In connection with the keyword big data, data mining could become more important in the future. A definition can be found at the Schleswig-Holstein data protection center:

"Big Data" stands for particularly large amounts of data that are collected, made available and evaluated via the Internet or otherwise. Once extracted from the original survey context, the data can be used for any purpose, e.g. B. to recognize statistical trends, to gain scientific knowledge, to make political, economic or other decisions, possibly also decisions related to individual people.

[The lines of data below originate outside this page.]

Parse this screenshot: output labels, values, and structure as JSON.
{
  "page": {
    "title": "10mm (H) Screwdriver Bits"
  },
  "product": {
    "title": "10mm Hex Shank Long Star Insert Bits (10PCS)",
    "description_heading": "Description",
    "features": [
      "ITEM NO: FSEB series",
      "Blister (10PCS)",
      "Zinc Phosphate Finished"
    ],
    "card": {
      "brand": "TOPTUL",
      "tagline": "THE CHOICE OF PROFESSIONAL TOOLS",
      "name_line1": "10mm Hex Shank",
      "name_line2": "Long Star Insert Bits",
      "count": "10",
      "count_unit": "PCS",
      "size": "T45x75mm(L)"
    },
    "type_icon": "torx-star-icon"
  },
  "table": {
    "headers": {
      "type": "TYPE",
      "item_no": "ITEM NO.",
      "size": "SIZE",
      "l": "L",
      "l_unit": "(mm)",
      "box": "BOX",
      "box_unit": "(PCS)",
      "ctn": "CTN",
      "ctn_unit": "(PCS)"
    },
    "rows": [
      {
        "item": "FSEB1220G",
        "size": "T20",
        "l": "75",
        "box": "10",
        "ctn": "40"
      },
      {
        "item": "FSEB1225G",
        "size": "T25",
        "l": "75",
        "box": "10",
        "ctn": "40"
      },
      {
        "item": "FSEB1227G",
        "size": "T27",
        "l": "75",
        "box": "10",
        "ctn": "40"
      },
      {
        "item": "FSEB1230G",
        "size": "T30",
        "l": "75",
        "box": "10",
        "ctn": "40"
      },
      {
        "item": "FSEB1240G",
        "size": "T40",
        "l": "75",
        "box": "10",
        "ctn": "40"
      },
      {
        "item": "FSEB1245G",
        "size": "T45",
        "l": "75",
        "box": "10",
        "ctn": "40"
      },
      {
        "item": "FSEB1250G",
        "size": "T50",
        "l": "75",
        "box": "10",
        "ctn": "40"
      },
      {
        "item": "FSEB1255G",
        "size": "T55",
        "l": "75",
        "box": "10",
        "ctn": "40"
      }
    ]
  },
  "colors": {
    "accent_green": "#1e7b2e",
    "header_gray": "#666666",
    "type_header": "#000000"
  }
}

This results in completely new opportunities for social, economic and scientific knowledge that can help improve living conditions in our complex world. ”(Data Protection Center 2013)

Software: SPSS, R (statistics); Tableau (analysis and visualization) in the "Public" version can be used free of charge

Data mining with forensic software

In order to sort, analyze and evaluate a particularly large amount of files on a data carrier or web server, some investigative data journalists rely on forensic programs, which are also used for forensic investigations.

A current example of such successful data mining is the journalism project “Offshore Leaks” from the example above, in which the tax evasion of companies and private individuals in so-called tax havens was revealed. According to the German journalist Sebastian Mondial involved, the research was based on a hard drive with over 260 gigabytes of data, distributed in 2.5 million documents - such as e-mails, tables or PDF files. This had been leaked to the International Consortium for Investigative Journalists (ICIJ). Using the forensic software "Nuix" (www.nuix.com), this vast mountain of data was filtered and evaluated by an international team of journalists.

 

Some websites offer developers special programming interfaces, known as API (Application Programming Interface) for short. Data journalists can make use of this, for example, to answer specific questions about certain structures or actors in social networks: For example, the API ofTwitter find out whichTwitter-Users are involved in certain topic complexes, how actively they participate in discussions and where they are geographically located.

A common data format for API queries is JSON. Google (https://developers.google.com) and Facebook (https://developers.facebook.com/docs/graph-api) also offer APIs for developers.

In the United States, government institutions also provide certain APIs for developers. A list of the various portals is available on a central portal: www.data.gov.

In Germany, a beta version of an official data portal has been online for some time, operated by the Federal Ministry of the Interior. According to the information on the site, the meta catalog can also be accessed via API: www.govdata.de/hilfe

******

Editor's note (JL): Patrick RÖSING works as a data journalist and visualizer at stern online. He dealt intensively with this subject in his master's thesis from 2013. The master's thesis "Data journalism in regional and local media: nine recommendations for action" can be downloaded for free.